Polaris Bank Limited and some other experts have said a depressed economy needs the right growth incentives and appropriate reporting to recover.

They spoke at a media seminar organised by Polaris Bank Limited in Lagos.

The Group Head of Brand Management and Corporate Communications of Polaris Bank, Mr Nduneche Ezurike, said the annual capacity development programme of the lender was aimed at emphasising the importance of regular training to business sustainability strategy and qualitative service delivery.

Also, a former editor of a national newspaper who was one of the speakers at the seminar, Dr. Akintola Olaniyan, while lamenting the bad state of the national economy, expressed worry over the nation’s rising debt portfolio estimated at N77tn.

He recalled the concern of Nigeria slipping into two periods of recession in eight years in 2016 and 2020, despite the country’s huge potential for growth and rapid development.

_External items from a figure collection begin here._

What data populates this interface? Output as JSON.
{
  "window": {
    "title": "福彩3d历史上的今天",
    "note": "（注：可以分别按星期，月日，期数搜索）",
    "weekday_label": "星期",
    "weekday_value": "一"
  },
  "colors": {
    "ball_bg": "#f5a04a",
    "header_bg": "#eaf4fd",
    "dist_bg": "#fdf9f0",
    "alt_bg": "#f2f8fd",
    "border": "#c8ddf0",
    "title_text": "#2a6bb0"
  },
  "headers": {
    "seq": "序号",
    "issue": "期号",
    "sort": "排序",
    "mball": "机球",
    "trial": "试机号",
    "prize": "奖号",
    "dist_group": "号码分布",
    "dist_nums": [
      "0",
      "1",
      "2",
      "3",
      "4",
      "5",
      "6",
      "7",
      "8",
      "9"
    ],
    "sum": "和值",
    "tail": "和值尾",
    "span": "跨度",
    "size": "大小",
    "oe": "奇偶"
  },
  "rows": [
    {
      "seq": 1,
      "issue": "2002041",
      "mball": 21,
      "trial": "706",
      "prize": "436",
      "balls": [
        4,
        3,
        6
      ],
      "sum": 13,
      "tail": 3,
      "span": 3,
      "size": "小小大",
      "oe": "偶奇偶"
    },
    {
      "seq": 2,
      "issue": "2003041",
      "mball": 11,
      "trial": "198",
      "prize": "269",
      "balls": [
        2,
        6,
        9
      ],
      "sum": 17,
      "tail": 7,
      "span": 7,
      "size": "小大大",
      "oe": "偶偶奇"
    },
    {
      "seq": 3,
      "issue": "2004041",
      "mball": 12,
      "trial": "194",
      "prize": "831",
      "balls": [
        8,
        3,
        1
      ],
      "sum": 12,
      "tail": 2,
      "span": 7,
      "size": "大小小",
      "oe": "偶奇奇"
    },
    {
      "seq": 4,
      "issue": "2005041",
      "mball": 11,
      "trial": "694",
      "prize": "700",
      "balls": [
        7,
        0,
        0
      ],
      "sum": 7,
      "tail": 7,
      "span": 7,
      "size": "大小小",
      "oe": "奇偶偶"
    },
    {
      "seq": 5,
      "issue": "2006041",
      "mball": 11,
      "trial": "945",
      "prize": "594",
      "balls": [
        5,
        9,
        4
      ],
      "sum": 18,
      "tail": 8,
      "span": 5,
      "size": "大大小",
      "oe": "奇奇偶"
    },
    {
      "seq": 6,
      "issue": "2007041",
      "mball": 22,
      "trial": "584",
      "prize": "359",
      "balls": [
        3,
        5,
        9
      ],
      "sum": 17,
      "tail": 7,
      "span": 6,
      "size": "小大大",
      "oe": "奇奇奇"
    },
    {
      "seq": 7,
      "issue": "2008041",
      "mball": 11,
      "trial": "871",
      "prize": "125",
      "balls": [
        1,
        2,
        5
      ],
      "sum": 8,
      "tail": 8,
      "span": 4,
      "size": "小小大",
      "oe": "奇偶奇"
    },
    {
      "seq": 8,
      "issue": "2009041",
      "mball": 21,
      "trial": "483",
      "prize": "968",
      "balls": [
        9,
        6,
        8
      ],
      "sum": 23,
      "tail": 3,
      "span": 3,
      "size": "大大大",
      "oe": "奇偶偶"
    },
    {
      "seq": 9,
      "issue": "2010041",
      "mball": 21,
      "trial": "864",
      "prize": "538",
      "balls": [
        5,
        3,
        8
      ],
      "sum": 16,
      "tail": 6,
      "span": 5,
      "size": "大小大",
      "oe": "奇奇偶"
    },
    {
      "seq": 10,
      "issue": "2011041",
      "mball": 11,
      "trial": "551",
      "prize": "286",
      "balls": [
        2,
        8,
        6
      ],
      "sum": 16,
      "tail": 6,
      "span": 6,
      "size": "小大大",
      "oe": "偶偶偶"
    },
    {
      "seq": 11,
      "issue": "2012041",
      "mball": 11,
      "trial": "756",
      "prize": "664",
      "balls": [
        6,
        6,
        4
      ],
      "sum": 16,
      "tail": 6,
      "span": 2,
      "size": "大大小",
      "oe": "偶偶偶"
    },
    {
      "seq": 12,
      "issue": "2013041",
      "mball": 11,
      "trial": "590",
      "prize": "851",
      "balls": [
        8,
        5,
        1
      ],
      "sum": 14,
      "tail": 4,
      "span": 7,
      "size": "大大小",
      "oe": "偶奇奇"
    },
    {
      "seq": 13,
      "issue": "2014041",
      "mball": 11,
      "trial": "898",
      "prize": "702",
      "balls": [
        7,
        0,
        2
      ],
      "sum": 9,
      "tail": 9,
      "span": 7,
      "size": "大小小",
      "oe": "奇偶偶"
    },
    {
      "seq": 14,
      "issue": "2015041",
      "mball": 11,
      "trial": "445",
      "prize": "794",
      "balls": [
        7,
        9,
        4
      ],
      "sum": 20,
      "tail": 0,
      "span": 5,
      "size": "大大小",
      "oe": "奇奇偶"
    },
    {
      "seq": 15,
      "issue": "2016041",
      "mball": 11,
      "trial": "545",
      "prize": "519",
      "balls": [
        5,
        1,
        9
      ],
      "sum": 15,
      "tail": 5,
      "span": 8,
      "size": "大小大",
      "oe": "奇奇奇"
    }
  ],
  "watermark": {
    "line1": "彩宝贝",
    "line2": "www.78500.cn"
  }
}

Citing OPEC and NEITI data, he said, “Nigeria boasts of nearly 40 billion barrels in crude reserves, ranking 11th out of 20 countries. Additionally, gas and oil contribute 65-83 per cent of the country’s total export revenue, with a crude oil production capacity of 2.5 million barrels per day. However, Nigeria currently produces 1.8 million barrels per day, making it Africa’s largest oil producer and the 13th largest in the world.”

“Despite these economic potentials, Nigeria has been identified as the 14th most failed state in the world in 2011, climbing 40 places in the Fund for Peace ‘Fragile State Index’ between 2005 and 2011. Nigeria now finds itself grouped with countries such as Somalia, Sudan, the Democratic Republic of Congo and Afghanistan.”

He said it was important to adhere to the core news value of objectivity, proximity, balance, and reflection of social, cultural, and moral ethics in reports of the Nigerian economy which is presently depressed.

He also advocated for a revamp of journalism curricula to incorporate training on investigative journalism, emerging trends in digital media and data analysis as well as continuous on-the-job training for reporters and media practitioners.

According to him, these were in addition to incentives such as payment of living wages and insurance policies, were essential for ensuring the protection and well-being of journalists in the country.

Also speaking at the session, the Chief Executive Officer of Edgeforth, a technology firm, Mr Sheriff Adekoya, advised journalists to always have a direction.